Aqui no Brasil, a extrema direita personalizou muito esse ataque à homofobia na sua figura. Você viu isso acontecer de forma tão personalizada em outros países?
WYLLYS – Em alguns outros países, sim. Sobretudo em países do Leste europeu, a extrema direita perpetra a violência por meio da homofobia. Claro que depois há uma interseccionalidade do ódio. No caso da França, por exemplo, a extrema direita se assentou muito no discurso xenófobo, anti-imigrante, inclusive manipulando parte da comunidade LGBT e das mulheres contra as populações de origem muçulmana, porque os muçulmanos têm uma cultura fundamentalmente homofóbica.
Mas não só os muçulmanos. Também os cristãos e os judeus têm uma cultura fundamentalmente homofóbica. As três religiões monoteístas, que compartilham o Antigo Testamento, são patriarcais e defendem um sexo para fim de procriação. Isso significa um controle do corpo das mulheres, perseguição, policiamento e conversão em tabu da sexualidade e de toda prática sexual que não seja procriativa – entre elas, a homossexualidade.
Mas não são só os muçulmanos que são homofóbicos, claro. A extrema direita francesa manipula isso e coloca o movimento LGBT contra os muçulmanos, dizendo que, se eles crescerem na França, a liberdade da comunidade estará em risco. Pode ser que seja verdade, mas a liberdade da comunidade LGBT está em risco com cristãos no Brasil, por exemplo, né?

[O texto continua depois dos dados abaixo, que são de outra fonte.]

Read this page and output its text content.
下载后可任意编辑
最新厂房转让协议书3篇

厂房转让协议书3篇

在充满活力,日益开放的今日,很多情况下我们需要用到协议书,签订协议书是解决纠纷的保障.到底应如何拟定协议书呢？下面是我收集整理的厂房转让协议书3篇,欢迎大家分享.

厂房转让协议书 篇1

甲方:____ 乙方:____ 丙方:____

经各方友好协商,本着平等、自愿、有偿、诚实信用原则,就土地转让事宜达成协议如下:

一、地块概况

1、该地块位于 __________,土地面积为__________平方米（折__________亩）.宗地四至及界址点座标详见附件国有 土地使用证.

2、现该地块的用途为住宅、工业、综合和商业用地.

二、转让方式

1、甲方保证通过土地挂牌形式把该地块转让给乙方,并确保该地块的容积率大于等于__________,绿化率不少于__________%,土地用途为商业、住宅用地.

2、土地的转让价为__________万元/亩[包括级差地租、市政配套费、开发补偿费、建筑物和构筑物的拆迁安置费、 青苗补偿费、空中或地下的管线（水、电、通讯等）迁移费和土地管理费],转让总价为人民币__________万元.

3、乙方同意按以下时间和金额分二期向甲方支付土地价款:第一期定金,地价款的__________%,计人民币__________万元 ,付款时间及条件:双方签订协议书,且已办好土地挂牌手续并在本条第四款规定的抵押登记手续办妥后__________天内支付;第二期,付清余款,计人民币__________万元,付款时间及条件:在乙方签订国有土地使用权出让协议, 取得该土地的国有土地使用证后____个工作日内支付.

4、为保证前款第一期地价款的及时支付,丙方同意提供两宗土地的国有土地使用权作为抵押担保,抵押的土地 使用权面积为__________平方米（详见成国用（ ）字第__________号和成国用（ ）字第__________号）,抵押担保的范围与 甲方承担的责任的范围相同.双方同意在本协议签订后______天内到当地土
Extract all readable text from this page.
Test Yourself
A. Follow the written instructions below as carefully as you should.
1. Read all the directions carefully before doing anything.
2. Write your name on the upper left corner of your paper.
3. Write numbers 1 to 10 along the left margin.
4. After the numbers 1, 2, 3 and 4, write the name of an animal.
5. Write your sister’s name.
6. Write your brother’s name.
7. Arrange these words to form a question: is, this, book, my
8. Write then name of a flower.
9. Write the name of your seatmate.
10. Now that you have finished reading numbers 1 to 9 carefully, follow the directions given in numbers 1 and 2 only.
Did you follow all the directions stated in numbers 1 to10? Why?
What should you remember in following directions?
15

No caso do Brasil, a extrema direita usou a homofobia; no caso da França, a xenofobia; e na Espanha, ela se assentou muito mais contra os imigrantes africanos. Em cada lugar, ela usa um “carro”, mas em todos os lugares ela acaba interseccionando os ódios.
Você, enquanto gay e estrangeiro, já sofreu ataques aí fora?
WYLLYS – Não. Aqui eu tenho uma bolha de segurança. Estou num país da Europa onde a extrema direita está crescendo, mas ainda é um ambiente de segurança.
Vou contar um episódio, que serve de exemplo: o centro LGBT de Barcelona fica em um bairro majoritariamente árabe, com muçulmanos de diferente lugares, e, claro, com presença de latino-americanos – então é um bairro “brown” e também negro, porque há imigrantes africanos. É um bairro popular. Durante muito tempo, foi um bairro estigmatizado. Desde que a esquerda assumiu o poder, foi feito um trabalho de revitalização do bairro.
Mas aí o que aconteceu: houve um ataque ao centro LGBT [em junho de 2019], que a extrema direita espanhola fez para sugerir que seria um ato de muçulmanos radicais. O que a comunidade LGBT fez no dia seguinte? Foram 3 mil pessoas para as ruas, todo mundo junto, para dizer: ‘Não somos racistas, não somos antimuçulmanos, sempre convivemos bem, o problema é a extrema direita’. Ninguém caiu nessa armadilha. Para você ter uma ideia de como há uma resistência aqui contra essa tentativas.
Então sempre me senti seguro, quero continuar a me sentir seguro. Em Berlim, no tempo em que vivi lá, me senti seguro; no estado de Massachusetts, quando eu estive na universidade de Harvard, me senti seguro; e eu quero que essa segurança para comunidade se estenda a mais gente.